Tuesday, March 27, 2012

You people out in the rest of the world have really been busy in the last few days.

Mad props go to James Cameron and the whole Deepsea Challenger team that got the director of such fine films as “Aliens” and “The Abyss” to the bottom of the Mariana Trench in the first (solo) crewed dive to that challenging destination since 1960. They did some really cool engineering with the “vertical torpedo” concept for the vehicle, not to mention developing some new materials to enable the design to work. It was pretty exciting to sit here at the bottom of the planet working at my desk while getting updates about somebody traveling to the bottom of the ocean.

I'd like to also congratulate the people of Marion, Kansas and the other participants from hither and yon on their successful bid to set the world for the most people roasting marshmallows at a single venue. I think the estimate was somewhere around 1,400 people wielding sticks with molten sugar on the end. When life gives you a wind storm and a huge pile of debris, make s'mores. Hopefully Guinness will give them the thumbs up on the new world record (the first of its kind), and not disqualify them due to some arcane rule they just made up about judging giant marshmallow roasting events.

Peeking through the power plant plume toward the radomes and cargo berms:

Sunset colors from the roof while up doing the inspiring task of clearing bathroom and furnace vents:

Leaving ARO, with the nascent bump of its annual leeward drift:

Clearing skies yield some gorgeous colors as the sun continues its slide below the horizon. Temperatures did not fall off as rapidly as predicted last week, but a pretty big drop is possibly in the works for the next day or so.

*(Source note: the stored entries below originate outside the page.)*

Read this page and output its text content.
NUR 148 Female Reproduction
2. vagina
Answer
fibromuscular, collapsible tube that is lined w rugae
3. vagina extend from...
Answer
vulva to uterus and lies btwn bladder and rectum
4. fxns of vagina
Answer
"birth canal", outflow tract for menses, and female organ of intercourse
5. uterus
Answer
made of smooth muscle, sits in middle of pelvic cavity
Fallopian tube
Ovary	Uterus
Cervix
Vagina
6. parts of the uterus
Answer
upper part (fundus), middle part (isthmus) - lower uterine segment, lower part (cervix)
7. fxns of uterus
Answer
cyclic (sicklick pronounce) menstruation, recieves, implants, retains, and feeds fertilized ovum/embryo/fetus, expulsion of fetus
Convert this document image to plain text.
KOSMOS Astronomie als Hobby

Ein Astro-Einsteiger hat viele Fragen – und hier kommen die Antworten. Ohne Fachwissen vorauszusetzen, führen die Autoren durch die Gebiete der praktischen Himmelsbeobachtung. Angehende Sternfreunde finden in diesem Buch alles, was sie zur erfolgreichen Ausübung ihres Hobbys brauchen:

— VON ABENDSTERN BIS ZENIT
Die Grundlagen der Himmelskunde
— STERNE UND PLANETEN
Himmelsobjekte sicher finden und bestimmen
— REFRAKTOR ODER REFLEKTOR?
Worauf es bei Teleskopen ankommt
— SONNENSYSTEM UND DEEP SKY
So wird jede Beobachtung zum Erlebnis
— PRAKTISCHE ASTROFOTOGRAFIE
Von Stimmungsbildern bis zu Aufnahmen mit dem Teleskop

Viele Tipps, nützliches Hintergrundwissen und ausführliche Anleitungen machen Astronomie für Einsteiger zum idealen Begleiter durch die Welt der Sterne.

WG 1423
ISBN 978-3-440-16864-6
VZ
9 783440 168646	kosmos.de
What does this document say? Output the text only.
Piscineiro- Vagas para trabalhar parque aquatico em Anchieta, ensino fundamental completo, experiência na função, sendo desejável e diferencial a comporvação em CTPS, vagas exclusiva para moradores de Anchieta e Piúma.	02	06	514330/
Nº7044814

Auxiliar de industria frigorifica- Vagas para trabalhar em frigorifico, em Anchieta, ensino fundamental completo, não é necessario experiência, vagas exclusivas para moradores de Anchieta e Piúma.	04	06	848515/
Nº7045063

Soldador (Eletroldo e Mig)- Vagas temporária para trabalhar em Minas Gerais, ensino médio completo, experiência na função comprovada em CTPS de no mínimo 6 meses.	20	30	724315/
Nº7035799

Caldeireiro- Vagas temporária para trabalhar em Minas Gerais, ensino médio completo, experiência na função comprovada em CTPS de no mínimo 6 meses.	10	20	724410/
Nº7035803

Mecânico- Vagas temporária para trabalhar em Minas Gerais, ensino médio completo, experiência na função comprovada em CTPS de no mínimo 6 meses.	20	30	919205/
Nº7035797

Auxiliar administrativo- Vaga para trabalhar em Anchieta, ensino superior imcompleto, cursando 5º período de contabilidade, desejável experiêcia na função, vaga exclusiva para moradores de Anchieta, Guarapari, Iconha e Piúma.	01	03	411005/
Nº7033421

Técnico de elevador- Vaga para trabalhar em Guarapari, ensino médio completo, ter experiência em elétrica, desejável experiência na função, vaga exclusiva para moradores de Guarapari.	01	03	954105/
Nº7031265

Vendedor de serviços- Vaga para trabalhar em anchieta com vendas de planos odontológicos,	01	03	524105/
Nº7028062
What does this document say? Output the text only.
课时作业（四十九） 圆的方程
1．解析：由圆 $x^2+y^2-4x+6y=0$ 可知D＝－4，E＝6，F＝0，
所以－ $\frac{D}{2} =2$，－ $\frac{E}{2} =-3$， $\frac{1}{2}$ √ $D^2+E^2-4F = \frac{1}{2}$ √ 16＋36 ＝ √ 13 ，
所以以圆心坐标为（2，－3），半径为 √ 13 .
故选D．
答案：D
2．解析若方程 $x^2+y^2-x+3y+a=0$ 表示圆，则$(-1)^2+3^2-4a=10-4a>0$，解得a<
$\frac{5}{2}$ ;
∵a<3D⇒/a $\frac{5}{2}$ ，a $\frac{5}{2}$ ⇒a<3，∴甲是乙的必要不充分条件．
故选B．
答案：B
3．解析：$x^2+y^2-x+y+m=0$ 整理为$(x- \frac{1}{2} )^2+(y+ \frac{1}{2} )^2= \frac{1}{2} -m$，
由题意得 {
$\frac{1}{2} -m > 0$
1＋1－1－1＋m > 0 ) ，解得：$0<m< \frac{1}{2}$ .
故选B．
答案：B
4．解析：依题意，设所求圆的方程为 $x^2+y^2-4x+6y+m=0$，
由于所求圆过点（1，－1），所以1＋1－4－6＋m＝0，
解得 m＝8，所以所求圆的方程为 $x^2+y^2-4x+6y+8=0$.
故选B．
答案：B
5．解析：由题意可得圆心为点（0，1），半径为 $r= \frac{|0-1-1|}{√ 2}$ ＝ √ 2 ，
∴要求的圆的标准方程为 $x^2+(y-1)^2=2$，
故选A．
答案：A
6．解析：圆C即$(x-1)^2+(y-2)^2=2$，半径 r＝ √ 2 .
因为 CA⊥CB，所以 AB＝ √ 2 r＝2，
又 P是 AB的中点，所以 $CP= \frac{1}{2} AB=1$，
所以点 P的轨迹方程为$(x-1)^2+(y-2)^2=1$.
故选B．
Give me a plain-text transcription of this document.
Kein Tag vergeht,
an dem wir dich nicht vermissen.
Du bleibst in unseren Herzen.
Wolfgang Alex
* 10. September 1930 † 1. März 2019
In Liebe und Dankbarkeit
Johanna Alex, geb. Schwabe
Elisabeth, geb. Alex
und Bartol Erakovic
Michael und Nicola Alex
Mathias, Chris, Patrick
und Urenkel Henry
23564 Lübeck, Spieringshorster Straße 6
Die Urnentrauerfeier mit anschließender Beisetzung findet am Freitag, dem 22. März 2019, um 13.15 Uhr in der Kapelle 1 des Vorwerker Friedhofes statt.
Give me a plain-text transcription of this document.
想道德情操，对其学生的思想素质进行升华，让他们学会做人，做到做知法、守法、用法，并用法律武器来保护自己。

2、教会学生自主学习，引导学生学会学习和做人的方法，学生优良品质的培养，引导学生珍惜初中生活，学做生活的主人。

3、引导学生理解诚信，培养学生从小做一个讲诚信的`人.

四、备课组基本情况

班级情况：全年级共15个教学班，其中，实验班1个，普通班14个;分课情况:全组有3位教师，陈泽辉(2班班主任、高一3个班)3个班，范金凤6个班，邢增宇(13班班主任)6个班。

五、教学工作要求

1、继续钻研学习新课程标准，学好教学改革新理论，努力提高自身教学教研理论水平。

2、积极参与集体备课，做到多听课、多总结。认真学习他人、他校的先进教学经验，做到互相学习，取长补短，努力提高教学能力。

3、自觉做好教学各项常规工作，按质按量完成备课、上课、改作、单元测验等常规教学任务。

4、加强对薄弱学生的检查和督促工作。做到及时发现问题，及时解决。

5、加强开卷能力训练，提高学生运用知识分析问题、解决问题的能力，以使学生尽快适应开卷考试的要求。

Word of developments for full-timer hiring across the contract turnover is starting to flow, but much remains TBD. This could get interesting.

“His resolve is not to seem, but to be, the best.”
~Aeschylus, The Seven Against Thebes

1 comment:

Charles Nehlig said...

Ethan You've identified the
Nascent Bump thanks. I've been watching for five months and wondering. Seeing you on the ice there coming and going is a good thing for advancing this phase of science.